- Official poster
- Directed by: A. Mallikarjun
- Written by: Chintapally Ramana (dialogues)
- Story by: Dinesh Baboo
- Based on: Abhi (Kannada)
- Produced by: Ashwini Dutt
- Starring: Kalyan Ram Ramya Suhasini Mani Ratnam Pawan Malhotra
- Cinematography: V. Srinivasa Reddy
- Edited by: Marthand K. Venkatesh
- Music by: Mani Sharma
- Production company: Sri Rock Line Movies
- Distributed by: Sri Rock Line Movies
- Release date: 12 November 2003;
- Country: India
- Language: Telugu

= Abhimanyu (2003 film) =

Abhimanyu is a 2003 Indian Telugu film directed by A. Mallikarjun and produced by Aswini Dutt. The film stars Kalyan Ram, Ramya (in her Telugu debut), Suhasini Mani Ratnam and Pawan Malhotra in lead roles. The film had musical score by Mani Sharma. The film was a remake of Kannada film Abhi (2003), which also starred Ramya.

==Plot==
Abhimanyu 'Abhi' (Kalyan Ram) is a cool guy who is good at cultural activities. Saira Bhanu's (Ramya) family approaches Abhi's family in search of a rental house. In the beginning, there is hatred between them, but then they start to know each other. As Bhanu is a Muslim and Abhi is a Hindu, Bhanu's father does not agree for this and he eventually comes in search of Bhanu's lover to thrash him. Abhi does not agree with her father's behavior. In college they start to fight with each other. Bhanu comes to stop them and tells that he's her father. Bhanu's father vacates the house and they all leave for Kurnool. Abhi with his friends goes in search of Bhanu in Kurnool. Somehow Abhi manages to talk with bhanu as their family does not know that he was the lover. Abhi and Bhanu hug in front of their family, then they will come to know that those two were lovers. The old lady(Sowcar Janaki) in Bhanu's house advises Abhi to leave the house immediately as the men from that house will be coming from mosque after the prayer. But Abhi asks why should he be scared of them, the old lady tells him that they will try to kill you. Abhi asks why and the old lady says that ask your mother. Abhi goes back to Hyderabad and asks his mother(Suhasini Mani Ratnam) about that matter what that old lady told. Abhi's mother tells him a flashback story about his real parents who has done interreligious marriage against their parents will and his mom's father and brother now Bhanu's father assassinates them for their families honour. She reveals that she was not his real mother and she adopted him after knowing this situation through his brother who is an investigation officer of that case and since she was physically handicapped and was not able to get married and become a mother.

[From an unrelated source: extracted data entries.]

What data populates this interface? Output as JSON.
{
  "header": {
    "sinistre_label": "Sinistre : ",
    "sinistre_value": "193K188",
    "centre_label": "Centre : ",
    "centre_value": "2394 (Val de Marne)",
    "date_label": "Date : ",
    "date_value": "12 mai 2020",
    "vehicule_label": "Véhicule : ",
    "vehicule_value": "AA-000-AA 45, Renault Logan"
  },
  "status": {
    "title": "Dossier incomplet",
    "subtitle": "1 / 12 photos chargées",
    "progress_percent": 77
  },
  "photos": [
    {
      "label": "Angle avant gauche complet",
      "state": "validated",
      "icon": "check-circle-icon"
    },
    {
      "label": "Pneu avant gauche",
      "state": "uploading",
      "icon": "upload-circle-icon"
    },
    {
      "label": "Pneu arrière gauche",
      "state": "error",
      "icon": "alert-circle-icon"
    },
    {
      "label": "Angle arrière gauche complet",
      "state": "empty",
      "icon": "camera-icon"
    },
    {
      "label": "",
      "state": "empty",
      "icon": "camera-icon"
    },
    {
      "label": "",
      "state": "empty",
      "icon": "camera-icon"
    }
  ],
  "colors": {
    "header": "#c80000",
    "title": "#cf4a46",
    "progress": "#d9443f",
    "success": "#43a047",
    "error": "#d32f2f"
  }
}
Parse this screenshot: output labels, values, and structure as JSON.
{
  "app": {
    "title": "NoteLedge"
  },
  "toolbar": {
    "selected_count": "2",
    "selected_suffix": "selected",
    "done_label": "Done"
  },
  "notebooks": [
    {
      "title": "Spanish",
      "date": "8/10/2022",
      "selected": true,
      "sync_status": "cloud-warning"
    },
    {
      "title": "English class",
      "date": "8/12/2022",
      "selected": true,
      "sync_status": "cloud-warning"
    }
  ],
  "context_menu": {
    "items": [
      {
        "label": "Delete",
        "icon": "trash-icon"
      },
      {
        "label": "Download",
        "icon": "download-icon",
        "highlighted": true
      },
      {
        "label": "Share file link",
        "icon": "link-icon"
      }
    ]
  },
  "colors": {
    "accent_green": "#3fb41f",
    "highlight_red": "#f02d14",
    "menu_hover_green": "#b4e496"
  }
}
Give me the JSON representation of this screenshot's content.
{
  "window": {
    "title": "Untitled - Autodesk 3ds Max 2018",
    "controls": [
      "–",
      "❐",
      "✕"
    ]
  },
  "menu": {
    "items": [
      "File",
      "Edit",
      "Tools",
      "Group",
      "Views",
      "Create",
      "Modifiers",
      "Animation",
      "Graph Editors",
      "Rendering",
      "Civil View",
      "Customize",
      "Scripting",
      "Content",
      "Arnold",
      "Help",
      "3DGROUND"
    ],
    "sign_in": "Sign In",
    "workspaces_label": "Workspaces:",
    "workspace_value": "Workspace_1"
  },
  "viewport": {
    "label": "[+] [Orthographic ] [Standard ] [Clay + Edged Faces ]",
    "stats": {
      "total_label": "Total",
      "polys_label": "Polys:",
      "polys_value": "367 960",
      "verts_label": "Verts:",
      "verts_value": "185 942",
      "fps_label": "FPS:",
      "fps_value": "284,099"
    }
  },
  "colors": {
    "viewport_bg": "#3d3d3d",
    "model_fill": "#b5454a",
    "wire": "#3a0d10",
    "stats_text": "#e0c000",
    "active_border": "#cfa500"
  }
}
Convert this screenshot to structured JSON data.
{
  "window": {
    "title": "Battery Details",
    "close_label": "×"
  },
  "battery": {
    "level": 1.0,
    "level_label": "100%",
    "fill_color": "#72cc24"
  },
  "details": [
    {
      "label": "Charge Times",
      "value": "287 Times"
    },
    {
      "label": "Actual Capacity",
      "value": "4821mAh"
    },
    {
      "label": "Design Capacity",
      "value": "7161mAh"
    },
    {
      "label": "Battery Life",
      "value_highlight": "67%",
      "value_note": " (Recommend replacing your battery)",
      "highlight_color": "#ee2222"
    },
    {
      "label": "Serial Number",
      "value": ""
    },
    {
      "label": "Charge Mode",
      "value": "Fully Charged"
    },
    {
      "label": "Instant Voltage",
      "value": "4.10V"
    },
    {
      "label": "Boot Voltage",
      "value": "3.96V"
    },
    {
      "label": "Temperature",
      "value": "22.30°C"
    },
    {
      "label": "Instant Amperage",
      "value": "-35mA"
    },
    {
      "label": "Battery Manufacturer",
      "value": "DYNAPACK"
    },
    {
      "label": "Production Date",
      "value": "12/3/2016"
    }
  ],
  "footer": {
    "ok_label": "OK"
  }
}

At the same time Bhanu hears the same story from her grandma and she got to know that her grandfather and father has been arrested and punished of sentence of life in the jail later her grandfather was dead in the jail later her father has completed his sentence and became vigorous orthodox Musilim. After some days Bhanu decides to give up her love for her family's sake and she leaves Karnool and goes to Hyderabad to tell this to him. He also agrees with her. But Bhanu's father thinks that she ran away to marry Abhi and he tries to kill him. Then there will be fight between Abhi and Bhanu's father. The old lady advises Bhanu's father to stop his cruelty. He realizes his mistake and allows Bhanu to marry Abhi.

== Production ==
A couple of songs were shot in Switzerland.

==Soundtrack==
The music was composed by Mani Sharma and released by Aditya Music. All songs were written by Chandrabose.

Track list
| No. | Title | Singer(s) | Length |
|---|---|---|---|
| 1. | "Gannu Pattithe" | Karthik | 4:51 |
| 2. | "Nee Manasento Telusu" | Mallikarjun, Gopika Poornima | 5:22 |
| 3. | "TV Lantidera" | Harini, Tippu | 4:46 |
| 4. | "Prapanchame" | Kalpana, Vijay Yesudas | 5:09 |
| 5. | "Chinnavallamanasu" | Unni Krishnan | 4:54 |
| 6. | "Kola Koloyamma" | Sujatha, Udit Narayan | 4:52 |
| Total length: |  |  | 29:54 |

== Reception ==
A critic from Sify wrote, "This campus love story that peters out to be an action film in the second half is very similar to Junior NTR’s Student No. 1 especially when the hero’s mother encourages her son to fight and win back the girl. Director Mallikharjuna - a protégé of Puri Jagannadh has done his homework well and his idea seems to give hero Kalyan Ram a larger-than-life image". Jhansi of Telugu Cinema wrote "The director of the film took all the care in characters, music lyrics etc, but definitely neglected the soul of the film that is the strong story line. This is the negative aspect of the film".